Но в 1963-м, когда Теодор отправился в аспирантуру Бирмингемского университета, до принятия гражданства было еще далеко. И жизненные стратегии у него были совсем другие. О смене подданства он не думал. А думал, во-первых, о докторате и опыте академических занятий, столь непохожих на опыт практика социальной работы. Во-вторых, о том, что нужно впитать университетскую культуру, укорененную в иной традиции. Причем одна из этих традиций – разрушать традиции.

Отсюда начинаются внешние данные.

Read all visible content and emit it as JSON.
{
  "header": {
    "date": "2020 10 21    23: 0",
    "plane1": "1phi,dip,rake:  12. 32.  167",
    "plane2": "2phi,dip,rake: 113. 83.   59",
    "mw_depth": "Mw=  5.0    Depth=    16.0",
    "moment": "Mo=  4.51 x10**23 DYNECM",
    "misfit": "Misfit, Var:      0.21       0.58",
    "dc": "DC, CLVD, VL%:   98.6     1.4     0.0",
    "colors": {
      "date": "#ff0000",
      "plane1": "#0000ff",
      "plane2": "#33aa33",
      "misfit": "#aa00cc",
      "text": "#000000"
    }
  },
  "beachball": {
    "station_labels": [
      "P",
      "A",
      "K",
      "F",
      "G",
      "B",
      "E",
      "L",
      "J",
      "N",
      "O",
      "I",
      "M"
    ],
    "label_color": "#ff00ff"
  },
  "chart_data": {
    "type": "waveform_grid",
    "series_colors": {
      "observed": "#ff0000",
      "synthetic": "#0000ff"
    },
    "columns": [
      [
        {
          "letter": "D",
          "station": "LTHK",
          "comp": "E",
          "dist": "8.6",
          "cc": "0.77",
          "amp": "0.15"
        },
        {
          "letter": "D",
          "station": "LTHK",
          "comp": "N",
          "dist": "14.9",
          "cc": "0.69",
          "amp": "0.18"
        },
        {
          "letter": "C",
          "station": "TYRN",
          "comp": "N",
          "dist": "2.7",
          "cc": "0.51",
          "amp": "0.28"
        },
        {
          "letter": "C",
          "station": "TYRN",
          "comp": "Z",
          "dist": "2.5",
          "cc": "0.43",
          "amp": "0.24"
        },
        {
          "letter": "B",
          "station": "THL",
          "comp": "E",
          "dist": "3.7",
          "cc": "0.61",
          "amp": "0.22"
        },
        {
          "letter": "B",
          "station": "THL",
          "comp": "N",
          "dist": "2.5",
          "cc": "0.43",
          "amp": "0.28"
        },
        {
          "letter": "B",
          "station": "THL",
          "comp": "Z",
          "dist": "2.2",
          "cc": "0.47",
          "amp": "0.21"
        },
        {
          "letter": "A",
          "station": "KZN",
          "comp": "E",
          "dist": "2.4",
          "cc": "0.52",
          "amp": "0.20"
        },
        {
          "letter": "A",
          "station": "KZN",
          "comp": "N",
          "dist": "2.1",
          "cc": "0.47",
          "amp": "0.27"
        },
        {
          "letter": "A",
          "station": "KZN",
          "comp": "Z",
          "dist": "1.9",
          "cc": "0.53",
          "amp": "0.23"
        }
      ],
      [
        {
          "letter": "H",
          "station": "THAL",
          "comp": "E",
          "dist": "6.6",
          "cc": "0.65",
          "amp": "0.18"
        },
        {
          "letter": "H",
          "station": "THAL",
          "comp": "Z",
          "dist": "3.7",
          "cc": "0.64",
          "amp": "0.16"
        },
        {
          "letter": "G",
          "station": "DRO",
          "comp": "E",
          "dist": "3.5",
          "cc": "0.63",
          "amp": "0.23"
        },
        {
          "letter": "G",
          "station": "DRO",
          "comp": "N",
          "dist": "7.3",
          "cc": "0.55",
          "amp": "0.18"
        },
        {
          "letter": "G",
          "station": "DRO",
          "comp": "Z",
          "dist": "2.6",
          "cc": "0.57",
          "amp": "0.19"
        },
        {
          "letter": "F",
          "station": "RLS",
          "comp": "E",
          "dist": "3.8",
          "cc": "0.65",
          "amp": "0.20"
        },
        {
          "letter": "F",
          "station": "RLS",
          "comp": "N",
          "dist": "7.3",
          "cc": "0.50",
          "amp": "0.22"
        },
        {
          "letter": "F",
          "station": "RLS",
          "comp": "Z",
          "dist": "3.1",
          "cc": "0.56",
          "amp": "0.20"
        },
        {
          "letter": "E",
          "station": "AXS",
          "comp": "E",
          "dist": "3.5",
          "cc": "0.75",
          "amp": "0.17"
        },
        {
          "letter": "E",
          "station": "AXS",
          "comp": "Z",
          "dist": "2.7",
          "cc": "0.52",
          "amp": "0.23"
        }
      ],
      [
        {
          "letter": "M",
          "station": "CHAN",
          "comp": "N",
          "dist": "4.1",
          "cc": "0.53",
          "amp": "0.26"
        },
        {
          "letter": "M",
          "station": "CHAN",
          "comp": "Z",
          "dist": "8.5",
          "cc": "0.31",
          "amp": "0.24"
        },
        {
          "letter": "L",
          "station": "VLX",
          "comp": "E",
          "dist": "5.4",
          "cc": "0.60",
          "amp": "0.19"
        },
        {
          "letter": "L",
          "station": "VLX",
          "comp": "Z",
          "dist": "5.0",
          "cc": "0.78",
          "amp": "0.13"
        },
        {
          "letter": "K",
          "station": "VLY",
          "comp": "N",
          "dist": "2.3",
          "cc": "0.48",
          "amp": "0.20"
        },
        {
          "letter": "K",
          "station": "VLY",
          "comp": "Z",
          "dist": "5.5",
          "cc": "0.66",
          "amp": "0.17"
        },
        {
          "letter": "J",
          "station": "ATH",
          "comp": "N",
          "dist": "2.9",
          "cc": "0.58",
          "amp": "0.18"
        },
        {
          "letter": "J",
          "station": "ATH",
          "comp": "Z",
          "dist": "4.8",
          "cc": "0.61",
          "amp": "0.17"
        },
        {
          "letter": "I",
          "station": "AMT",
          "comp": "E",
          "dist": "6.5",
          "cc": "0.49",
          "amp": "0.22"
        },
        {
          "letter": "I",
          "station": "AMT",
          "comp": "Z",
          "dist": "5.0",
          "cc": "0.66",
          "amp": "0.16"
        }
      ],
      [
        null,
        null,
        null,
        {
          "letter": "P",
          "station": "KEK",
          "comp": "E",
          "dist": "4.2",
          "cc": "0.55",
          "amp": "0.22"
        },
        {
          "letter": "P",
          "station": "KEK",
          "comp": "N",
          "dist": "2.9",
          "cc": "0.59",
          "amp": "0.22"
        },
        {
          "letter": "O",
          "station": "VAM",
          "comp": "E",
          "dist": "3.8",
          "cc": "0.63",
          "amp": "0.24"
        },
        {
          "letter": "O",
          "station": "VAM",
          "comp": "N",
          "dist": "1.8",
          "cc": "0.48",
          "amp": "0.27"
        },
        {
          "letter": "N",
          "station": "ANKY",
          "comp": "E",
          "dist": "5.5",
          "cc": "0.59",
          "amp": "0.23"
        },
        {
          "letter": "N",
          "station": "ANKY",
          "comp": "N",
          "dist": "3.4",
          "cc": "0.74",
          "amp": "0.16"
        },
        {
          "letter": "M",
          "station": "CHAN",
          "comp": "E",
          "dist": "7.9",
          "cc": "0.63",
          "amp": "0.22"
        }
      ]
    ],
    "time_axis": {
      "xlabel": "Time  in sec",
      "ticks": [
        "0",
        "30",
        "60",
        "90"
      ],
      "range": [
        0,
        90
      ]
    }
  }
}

С чем Шанин столкнется очень скоро, в 1968-м, когда после работы в Шеффилдском университете и недолгого возвращения в Израиль вновь станет работать в Бирмингеме, где сегодня учится около 30 000 студентов; это своего рода университетская республика, расположившаяся на 330 гектарах.

Напомним, что 1968-й[10] начался убийством американского борца против расизма, чернокожего проповедника Мартина Лютера Кинга, продолжился массовыми протестами против войны во Вьетнаме, “красным маем” в Париже, где восстали студенты университетов Нантер и Сорбонны, волнениями после ввода советских танков в Прагу и повсеместными университетскими акциями, от Берлина и Чикаго до Лондона и Бирмингема.

В Бирмингеме все началось 27 ноября с сидячей забастовки: студенты требовали поменять систему управления всех комитетов университета, предоставить право напрямую обращаться к руководству университета и участвовать в заседаниях Сената (правления), чтобы обсуждать программы и курсы. Это был опыт разрушения и одновременно опыт созидания.

Вот как Шанин говорил об этом на встрече со студентами Высшей школы экономики в 2008 году – мне как раз довелось эту встречу организовывать и вести[11].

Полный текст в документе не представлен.